PS: Eu não contei a ela que eu e, bem, todos no recinto vimos muito bem o que aconteceu lá dentro.
– Ah, claro, deixa eu te contar! – ela exclamou, toda animada de repente.
Então, se ajeitou na poltrona o ônibus e começou a me contar.
Devo dizer que tive um péssimo desempenho em tentar conter o meu espasmo.
– Vocês trancaram a gente lá, e ai ficou aquele silêncio por um bom tempo. – a Bela começou, e então parou quando viu a minha cara – O quê?
– Nada, nada. – dei um pigarro, com medo de que ela mudasse de idéia – Continue.
– Certo. Bom… – e foi em frente – A gente ficou quieto por, sei lá, dez minutos? Aí, ele me perguntou se aquilo tinha sido idéia minha.
– E o que você respondeu? – perguntei, desnecessariamente.
– Que era claro que não!
– E ele?
– Ele não acreditou. Ai ele falou que você tinha ido falar com ele pra tentar agitar alguma coisa, e que se eu quisesse ter ficado com ele eu podia simplesmente ter ido falar com ele.
– Ta brincando!
– Não! E aí, bom… – ela riu, meio sem graça, meio pervertida – Aí eu disse que se era só disso que eu precisava, tudo bem então, mas que eu não ia falar nada.
– Não ia falar nada?
– Aí eu beijei ele.
A Bela disse isso com tamanha naturalidade que meu queixo caiu.
Quem era ela e o que ela tinha feito com a minha melhor amiga?
– O.M.G. pra você! – exclamei, atônita, enquanto ela ria.

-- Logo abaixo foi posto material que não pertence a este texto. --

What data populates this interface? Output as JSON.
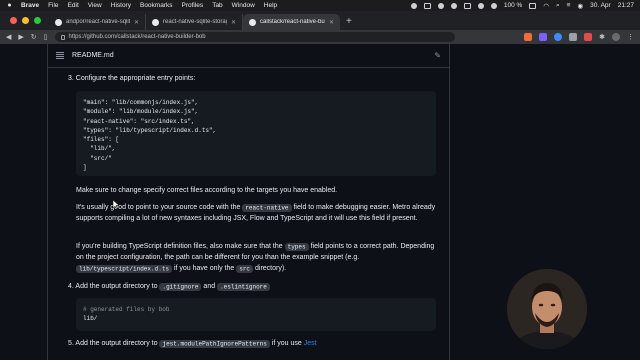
{
  "menubar": {
    "items": [
      "Brave",
      "File",
      "Edit",
      "View",
      "History",
      "Bookmarks",
      "Profiles",
      "Tab",
      "Window",
      "Help"
    ],
    "battery": "100 %",
    "date": "30. Apr",
    "time": "21:27"
  },
  "tabs": [
    {
      "label": "andpor/react-native-sqlite-storag",
      "icon": "github-icon"
    },
    {
      "label": "react-native-sqlite-storage/sqlite",
      "icon": "github-icon"
    },
    {
      "label": "callstack/react-native-builder-b",
      "icon": "github-icon",
      "active": true
    }
  ],
  "new_tab_label": "+",
  "address": {
    "url": "https://github.com/callstack/react-native-builder-bob"
  },
  "readme": {
    "title": "README.md",
    "step3": {
      "number": "3.",
      "text": "Configure the appropriate entry points:"
    },
    "code1": "\"main\": \"lib/commonjs/index.js\",\n\"module\": \"lib/module/index.js\",\n\"react-native\": \"src/index.ts\",\n\"types\": \"lib/typescript/index.d.ts\",\n\"files\": [\n  \"lib/\",\n  \"src/\"\n]",
    "p1": "Make sure to change specify correct files according to the targets you have enabled.",
    "p2": {
      "a": "It's usually good to point to your source code with the ",
      "code": "react-native",
      "b": " field to make debugging easier. Metro already supports compiling a lot of new syntaxes including JSX, Flow and TypeScript and it will use this field if present."
    },
    "p3": {
      "a": "If you're building TypeScript definition files, also make sure that the ",
      "code1": "types",
      "b": " field points to a correct path. Depending on the project configuration, the path can be different for you than the example snippet (e.g. ",
      "code2": "lib/typescript/index.d.ts",
      "c": " if you have only the ",
      "code3": "src",
      "d": " directory)."
    },
    "step4": {
      "number": "4.",
      "a": "Add the output directory to ",
      "code1": ".gitignore",
      "b": " and ",
      "code2": ".eslintignore"
    },
    "code2": {
      "comment": "# generated files by bob",
      "line": "lib/"
    },
    "step5": {
      "number": "5.",
      "a": "Add the output directory to ",
      "code": "jest.modulePathIgnorePatterns",
      "b": " if you use ",
      "link": "Jest"
    }
  },
  "colors": {
    "page_bg": "#0d1117",
    "link": "#2f81f7",
    "code_bg": "#161b22",
    "inline_code_bg": "#343942"
  }
}
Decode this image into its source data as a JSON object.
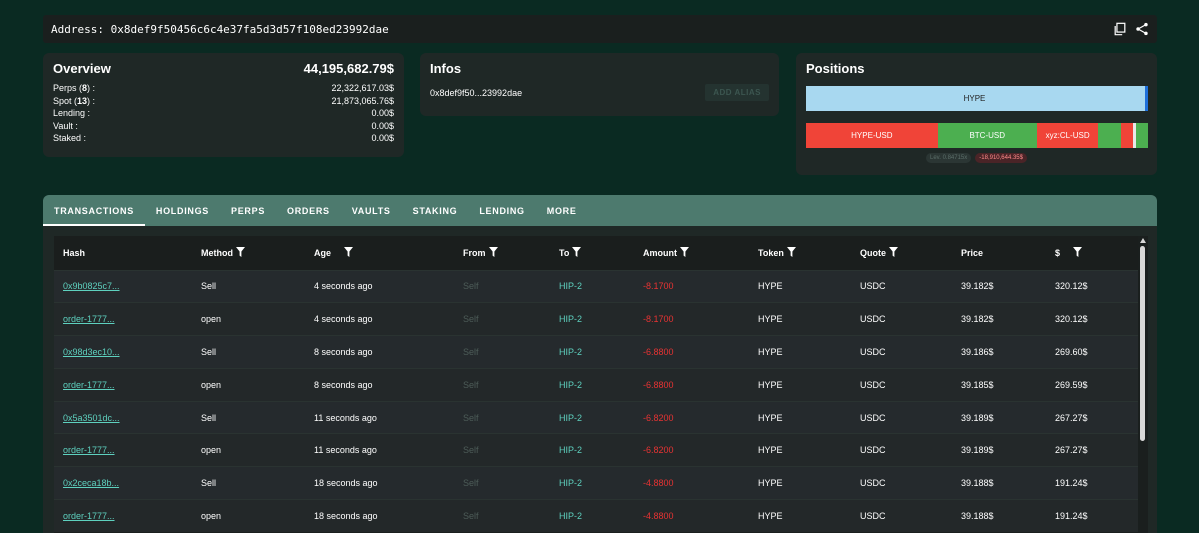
{
  "address_bar": {
    "label": "Address: 0x8def9f50456c6c4e37fa5d3d57f108ed23992dae",
    "copy_icon": "copy-icon",
    "share_icon": "share-icon"
  },
  "overview": {
    "title": "Overview",
    "total": "44,195,682.79$",
    "rows": [
      {
        "label_pre": "Perps (",
        "count": "8",
        "label_post": ") :",
        "value": "22,322,617.03$"
      },
      {
        "label_pre": "Spot (",
        "count": "13",
        "label_post": ") :",
        "value": "21,873,065.76$"
      },
      {
        "label_pre": "Lending :",
        "count": "",
        "label_post": "",
        "value": "0.00$"
      },
      {
        "label_pre": "Vault :",
        "count": "",
        "label_post": "",
        "value": "0.00$"
      },
      {
        "label_pre": "Staked :",
        "count": "",
        "label_post": "",
        "value": "0.00$"
      }
    ]
  },
  "infos": {
    "title": "Infos",
    "short_address": "0x8def9f50...23992dae",
    "add_alias": "ADD ALIAS"
  },
  "positions": {
    "title": "Positions",
    "spot_bar": {
      "label": "HYPE",
      "color": "#a8d8f0"
    },
    "perp_bar": [
      {
        "label": "HYPE-USD",
        "share": 0.385,
        "color": "#f04438"
      },
      {
        "label": "BTC-USD",
        "share": 0.29,
        "color": "#4caf50"
      },
      {
        "label": "xyz:CL-USD",
        "share": 0.18,
        "color": "#f04438"
      },
      {
        "label": "",
        "share": 0.065,
        "color": "#4caf50"
      },
      {
        "label": "",
        "share": 0.035,
        "color": "#f04438"
      },
      {
        "label": "",
        "share": 0.01,
        "color": "#e8e8e8"
      },
      {
        "label": "",
        "share": 0.035,
        "color": "#4caf50"
      }
    ],
    "leverage": "Lev. 0.84715x",
    "pnl": "-18,910,644.35$"
  },
  "tabs": [
    "TRANSACTIONS",
    "HOLDINGS",
    "PERPS",
    "ORDERS",
    "VAULTS",
    "STAKING",
    "LENDING",
    "MORE"
  ],
  "table": {
    "columns": [
      "Hash",
      "Method",
      "Age",
      "From",
      "To",
      "Amount",
      "Token",
      "Quote",
      "Price",
      "$"
    ],
    "filterable": [
      false,
      true,
      true,
      true,
      true,
      true,
      true,
      true,
      false,
      true
    ],
    "rows": [
      [
        "0x9b0825c7...",
        "Sell",
        "4 seconds ago",
        "Self",
        "HIP-2",
        "-8.1700",
        "HYPE",
        "USDC",
        "39.182$",
        "320.12$"
      ],
      [
        "order-1777...",
        "open",
        "4 seconds ago",
        "Self",
        "HIP-2",
        "-8.1700",
        "HYPE",
        "USDC",
        "39.182$",
        "320.12$"
      ],
      [
        "0x98d3ec10...",
        "Sell",
        "8 seconds ago",
        "Self",
        "HIP-2",
        "-6.8800",
        "HYPE",
        "USDC",
        "39.186$",
        "269.60$"
      ],
      [
        "order-1777...",
        "open",
        "8 seconds ago",
        "Self",
        "HIP-2",
        "-6.8800",
        "HYPE",
        "USDC",
        "39.185$",
        "269.59$"
      ],
      [
        "0x5a3501dc...",
        "Sell",
        "11 seconds ago",
        "Self",
        "HIP-2",
        "-6.8200",
        "HYPE",
        "USDC",
        "39.189$",
        "267.27$"
      ],
      [
        "order-1777...",
        "open",
        "11 seconds ago",
        "Self",
        "HIP-2",
        "-6.8200",
        "HYPE",
        "USDC",
        "39.189$",
        "267.27$"
      ],
      [
        "0x2ceca18b...",
        "Sell",
        "18 seconds ago",
        "Self",
        "HIP-2",
        "-4.8800",
        "HYPE",
        "USDC",
        "39.188$",
        "191.24$"
      ],
      [
        "order-1777...",
        "open",
        "18 seconds ago",
        "Self",
        "HIP-2",
        "-4.8800",
        "HYPE",
        "USDC",
        "39.188$",
        "191.24$"
      ]
    ]
  }
}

– E foi demais, foi demais, Lolita! – continuou – Eu achei que, sei lá, ele fosse me empurrar ou qualquer coisa, mas não! Ele só me beijou de volta e a gente ficou lá até que alguém abriu a droga da porta, e a gente pôde sair!
– Céus!
– E mesmo assim a gente ficou a noite toda, e eu sei lá, mas acho que ainda vamos ficar!
– Céus duplos!
– O quê?
– Você definitivamente não é a Belatriz! Quem é você?
Nós duas rimos, e então sobrou só o silêncio.
– Eu fico feliz por você. – eu disse então, e ela apenas sorriu de um jeito desajeitado.
Após algum tempo, foi ela quem me perguntou:
– E você e o Ricardo?
Ela não parecia com raiva como geralmente ficava quando se tratava dele. Não insinuou que eu era uma idiota e que estava me enganando. Simplesmente perguntou.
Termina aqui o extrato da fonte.